Lors d’une donation ou d’une succession, les biens peuvent être partagés entre un usufruitier et un nu-propriétaire. Mais quelles sont exactement les prérogatives et les responsabilités du nu-propriétaire ?
Les droits d'un nu-propriétaire
Le nu-propriétaire possède des droits sur un bien, bien qu’il ne puisse pas l’utiliser immédiatement. Il a cependant l’assurance d’en devenir le propriétaire à part entière à l’expiration de l’usufruit. En effet, la propriété d’un bien s’accompagne de trois prérogatives :
- Utilisation : vivre dans le bien ou y exercer une activité.
- Produits : en tirer des revenus, comme par exemple le louer.
- Disposition : le vendre, le donner, ou l’hypothéquer.
Ces prérogatives peuvent être partagées entre plusieurs personnes via ce qu’on appelle le "démembrement de propriété". L’usufruit permet à celui qui en bénéficie de jouir du bien, tandis que le nu-propriétaire attend son tour pour jouir intégralement de ce bien.

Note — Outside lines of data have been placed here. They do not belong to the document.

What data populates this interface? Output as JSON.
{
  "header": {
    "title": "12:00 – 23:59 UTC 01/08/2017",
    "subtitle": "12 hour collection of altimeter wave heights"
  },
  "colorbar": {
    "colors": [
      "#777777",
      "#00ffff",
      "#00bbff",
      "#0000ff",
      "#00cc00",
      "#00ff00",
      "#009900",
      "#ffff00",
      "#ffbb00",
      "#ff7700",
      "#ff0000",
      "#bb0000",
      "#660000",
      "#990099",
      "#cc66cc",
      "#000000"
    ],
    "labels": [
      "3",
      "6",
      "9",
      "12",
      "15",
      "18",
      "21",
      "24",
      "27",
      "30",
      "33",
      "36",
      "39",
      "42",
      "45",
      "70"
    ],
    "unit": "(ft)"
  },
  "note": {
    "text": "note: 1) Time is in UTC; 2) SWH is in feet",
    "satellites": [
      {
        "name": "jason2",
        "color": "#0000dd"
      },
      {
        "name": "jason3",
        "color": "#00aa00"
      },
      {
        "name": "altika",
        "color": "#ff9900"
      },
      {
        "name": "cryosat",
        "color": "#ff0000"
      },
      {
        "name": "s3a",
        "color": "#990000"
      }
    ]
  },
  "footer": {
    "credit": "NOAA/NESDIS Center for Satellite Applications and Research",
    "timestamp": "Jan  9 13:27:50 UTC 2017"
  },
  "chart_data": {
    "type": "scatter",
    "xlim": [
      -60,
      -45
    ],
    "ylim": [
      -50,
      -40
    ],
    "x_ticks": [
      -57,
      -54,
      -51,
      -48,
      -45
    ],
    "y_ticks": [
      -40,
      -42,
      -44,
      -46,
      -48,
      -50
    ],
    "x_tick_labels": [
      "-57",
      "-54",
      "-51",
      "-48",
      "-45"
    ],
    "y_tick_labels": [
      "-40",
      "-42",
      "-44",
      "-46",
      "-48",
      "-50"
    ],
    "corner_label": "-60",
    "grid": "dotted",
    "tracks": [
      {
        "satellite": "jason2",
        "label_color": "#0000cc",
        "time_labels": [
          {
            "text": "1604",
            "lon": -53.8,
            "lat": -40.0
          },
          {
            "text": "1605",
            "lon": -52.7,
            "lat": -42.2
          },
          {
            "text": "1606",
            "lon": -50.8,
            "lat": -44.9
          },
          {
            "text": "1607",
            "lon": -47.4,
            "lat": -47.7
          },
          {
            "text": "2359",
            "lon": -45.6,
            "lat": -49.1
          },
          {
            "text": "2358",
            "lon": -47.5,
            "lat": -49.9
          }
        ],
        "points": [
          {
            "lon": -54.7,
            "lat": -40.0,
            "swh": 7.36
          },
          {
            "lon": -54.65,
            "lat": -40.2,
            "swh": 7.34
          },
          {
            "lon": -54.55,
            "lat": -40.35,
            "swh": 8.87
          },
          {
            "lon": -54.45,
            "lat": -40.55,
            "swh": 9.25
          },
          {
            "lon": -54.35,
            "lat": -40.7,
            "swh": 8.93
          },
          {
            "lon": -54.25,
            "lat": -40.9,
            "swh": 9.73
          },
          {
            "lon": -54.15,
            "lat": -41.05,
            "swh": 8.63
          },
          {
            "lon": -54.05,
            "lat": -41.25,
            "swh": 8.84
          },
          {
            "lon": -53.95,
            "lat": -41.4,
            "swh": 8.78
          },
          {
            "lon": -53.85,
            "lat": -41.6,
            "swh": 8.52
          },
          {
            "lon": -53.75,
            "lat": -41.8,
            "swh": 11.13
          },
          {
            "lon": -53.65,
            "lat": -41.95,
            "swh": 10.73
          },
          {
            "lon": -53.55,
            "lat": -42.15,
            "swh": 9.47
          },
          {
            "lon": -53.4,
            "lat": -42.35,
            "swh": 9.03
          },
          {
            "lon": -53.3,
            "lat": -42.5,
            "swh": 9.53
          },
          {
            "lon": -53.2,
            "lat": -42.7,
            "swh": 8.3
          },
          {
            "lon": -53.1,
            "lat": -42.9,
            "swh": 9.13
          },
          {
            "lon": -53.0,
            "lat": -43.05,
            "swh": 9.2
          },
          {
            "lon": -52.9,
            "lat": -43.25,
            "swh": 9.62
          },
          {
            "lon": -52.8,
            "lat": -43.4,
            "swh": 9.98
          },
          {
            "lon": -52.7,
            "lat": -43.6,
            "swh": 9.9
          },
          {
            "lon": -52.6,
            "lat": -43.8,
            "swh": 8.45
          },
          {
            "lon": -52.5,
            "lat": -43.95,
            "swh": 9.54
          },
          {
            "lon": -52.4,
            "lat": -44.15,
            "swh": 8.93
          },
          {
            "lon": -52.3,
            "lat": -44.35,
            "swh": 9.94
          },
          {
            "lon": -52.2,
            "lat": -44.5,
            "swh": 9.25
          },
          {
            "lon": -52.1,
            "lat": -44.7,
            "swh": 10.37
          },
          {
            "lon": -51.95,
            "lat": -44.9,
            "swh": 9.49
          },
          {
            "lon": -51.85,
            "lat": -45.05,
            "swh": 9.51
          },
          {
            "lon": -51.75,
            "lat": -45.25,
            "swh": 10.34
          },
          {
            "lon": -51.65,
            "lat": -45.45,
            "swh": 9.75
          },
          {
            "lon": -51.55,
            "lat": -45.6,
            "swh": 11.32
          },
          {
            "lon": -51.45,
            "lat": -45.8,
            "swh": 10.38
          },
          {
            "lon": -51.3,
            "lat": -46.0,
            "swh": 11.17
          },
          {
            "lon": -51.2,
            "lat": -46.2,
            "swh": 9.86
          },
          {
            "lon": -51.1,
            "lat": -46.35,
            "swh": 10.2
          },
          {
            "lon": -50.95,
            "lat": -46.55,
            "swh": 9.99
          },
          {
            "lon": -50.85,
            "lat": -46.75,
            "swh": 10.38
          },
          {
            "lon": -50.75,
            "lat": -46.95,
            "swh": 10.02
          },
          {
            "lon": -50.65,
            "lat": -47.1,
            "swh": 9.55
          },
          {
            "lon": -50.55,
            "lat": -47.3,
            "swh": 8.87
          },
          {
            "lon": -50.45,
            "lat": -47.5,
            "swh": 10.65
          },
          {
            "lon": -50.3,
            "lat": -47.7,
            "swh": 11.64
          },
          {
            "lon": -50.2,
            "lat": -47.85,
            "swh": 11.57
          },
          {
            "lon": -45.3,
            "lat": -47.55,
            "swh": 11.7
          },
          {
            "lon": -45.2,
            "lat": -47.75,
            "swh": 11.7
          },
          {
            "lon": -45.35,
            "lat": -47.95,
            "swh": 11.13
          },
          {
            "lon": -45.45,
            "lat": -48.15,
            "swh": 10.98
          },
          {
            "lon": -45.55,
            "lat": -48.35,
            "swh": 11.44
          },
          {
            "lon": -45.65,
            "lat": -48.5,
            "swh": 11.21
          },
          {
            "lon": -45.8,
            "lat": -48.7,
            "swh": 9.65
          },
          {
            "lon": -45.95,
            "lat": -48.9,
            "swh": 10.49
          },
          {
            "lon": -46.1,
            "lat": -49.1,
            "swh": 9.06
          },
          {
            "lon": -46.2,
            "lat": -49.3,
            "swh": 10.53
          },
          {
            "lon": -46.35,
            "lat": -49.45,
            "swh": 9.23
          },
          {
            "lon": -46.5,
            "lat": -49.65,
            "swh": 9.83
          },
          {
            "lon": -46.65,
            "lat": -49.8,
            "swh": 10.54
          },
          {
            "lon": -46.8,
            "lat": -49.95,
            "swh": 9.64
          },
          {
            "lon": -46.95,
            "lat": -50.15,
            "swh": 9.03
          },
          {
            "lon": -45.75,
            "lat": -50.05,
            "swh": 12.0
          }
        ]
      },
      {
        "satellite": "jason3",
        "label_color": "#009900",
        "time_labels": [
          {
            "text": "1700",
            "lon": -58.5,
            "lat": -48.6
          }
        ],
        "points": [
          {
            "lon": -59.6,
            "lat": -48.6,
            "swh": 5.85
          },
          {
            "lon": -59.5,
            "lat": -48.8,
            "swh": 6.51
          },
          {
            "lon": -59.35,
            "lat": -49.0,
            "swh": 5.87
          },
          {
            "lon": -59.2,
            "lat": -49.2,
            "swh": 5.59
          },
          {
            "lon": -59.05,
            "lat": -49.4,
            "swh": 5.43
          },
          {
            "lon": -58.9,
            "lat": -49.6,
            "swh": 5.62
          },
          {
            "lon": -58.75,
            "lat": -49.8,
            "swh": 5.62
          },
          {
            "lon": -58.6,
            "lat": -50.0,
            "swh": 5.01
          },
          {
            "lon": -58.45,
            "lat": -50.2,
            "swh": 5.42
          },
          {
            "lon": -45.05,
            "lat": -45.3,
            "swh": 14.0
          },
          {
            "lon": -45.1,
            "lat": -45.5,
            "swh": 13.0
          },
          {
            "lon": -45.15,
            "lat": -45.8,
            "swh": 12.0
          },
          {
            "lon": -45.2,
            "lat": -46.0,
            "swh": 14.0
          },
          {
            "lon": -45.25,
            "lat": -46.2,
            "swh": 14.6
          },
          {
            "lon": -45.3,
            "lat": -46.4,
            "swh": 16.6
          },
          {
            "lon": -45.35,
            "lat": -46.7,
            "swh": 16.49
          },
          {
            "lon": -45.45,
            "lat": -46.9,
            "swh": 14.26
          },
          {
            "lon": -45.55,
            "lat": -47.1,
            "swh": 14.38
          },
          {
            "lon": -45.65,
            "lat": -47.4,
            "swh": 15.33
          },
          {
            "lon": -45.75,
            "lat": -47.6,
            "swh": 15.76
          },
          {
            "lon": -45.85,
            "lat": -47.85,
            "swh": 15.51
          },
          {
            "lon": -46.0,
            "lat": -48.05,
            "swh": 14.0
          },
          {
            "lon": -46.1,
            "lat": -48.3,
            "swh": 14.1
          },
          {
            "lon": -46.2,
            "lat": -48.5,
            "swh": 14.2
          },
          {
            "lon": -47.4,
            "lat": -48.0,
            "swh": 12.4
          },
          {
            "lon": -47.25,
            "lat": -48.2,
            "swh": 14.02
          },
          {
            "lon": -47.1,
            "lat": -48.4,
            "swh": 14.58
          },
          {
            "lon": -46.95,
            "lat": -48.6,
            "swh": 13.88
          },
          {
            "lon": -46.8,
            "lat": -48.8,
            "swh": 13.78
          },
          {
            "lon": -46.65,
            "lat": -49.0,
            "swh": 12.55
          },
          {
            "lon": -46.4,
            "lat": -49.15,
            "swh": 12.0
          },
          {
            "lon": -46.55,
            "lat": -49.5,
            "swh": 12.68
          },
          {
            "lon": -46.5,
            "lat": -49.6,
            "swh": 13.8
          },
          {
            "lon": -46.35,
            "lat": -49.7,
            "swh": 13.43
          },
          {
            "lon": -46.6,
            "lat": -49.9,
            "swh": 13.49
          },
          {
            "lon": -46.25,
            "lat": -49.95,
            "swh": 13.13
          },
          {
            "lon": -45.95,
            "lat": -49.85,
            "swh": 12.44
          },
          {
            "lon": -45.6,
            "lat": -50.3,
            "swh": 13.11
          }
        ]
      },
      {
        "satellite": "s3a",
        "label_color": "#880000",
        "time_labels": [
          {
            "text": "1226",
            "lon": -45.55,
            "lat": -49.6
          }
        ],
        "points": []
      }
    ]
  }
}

Un avantage non négligeable : la nue-propriété peut réduire significativement les droits de donation à payer au fisc. En effet, si un parent donne la nue-propriété d'une maison, toute la valeur du bien n’est pas prise en compte pour le calcul des droits de donation. Par exemple, si une maison vaut 180 000€, les droits de donation appliqués à la nue-propriété seront calculés sur une fraction de sa valeur.
Les obligations d’un nu-propriétaire
Selon le code civil, le nu-propriétaire est responsable de certaines obligations, principalement le financement des grosses réparations nécessaires à la conservation du bien. Cela inclut :
- Les réparations des mutations structurelles.
- Les mises en conformité avec les normes de sécurité.
En revanche, l’usufruitier prend en charge l’entretien courant et la taxe foncière. Dans de nombreux cas, les parents qui transmettent la nue-propriété stipulent dans l’acte de donation que l’usufruitier couvrira tous les frais liés au bien.
Enfin, si la nue-propriété est héritée, il est possible d’établir un accord entre le nu-propriétaire et l’usufruitier concernant la répartition des charges. Si aucune convention n'existe, les dispositions du code civil seront appliquées. Dans tous les cas, le nu-propriétaire a la possibilité de vendre son droit à un tiers, ce qui lui donne une certaine flexibilité dans la gestion de ses avoirs.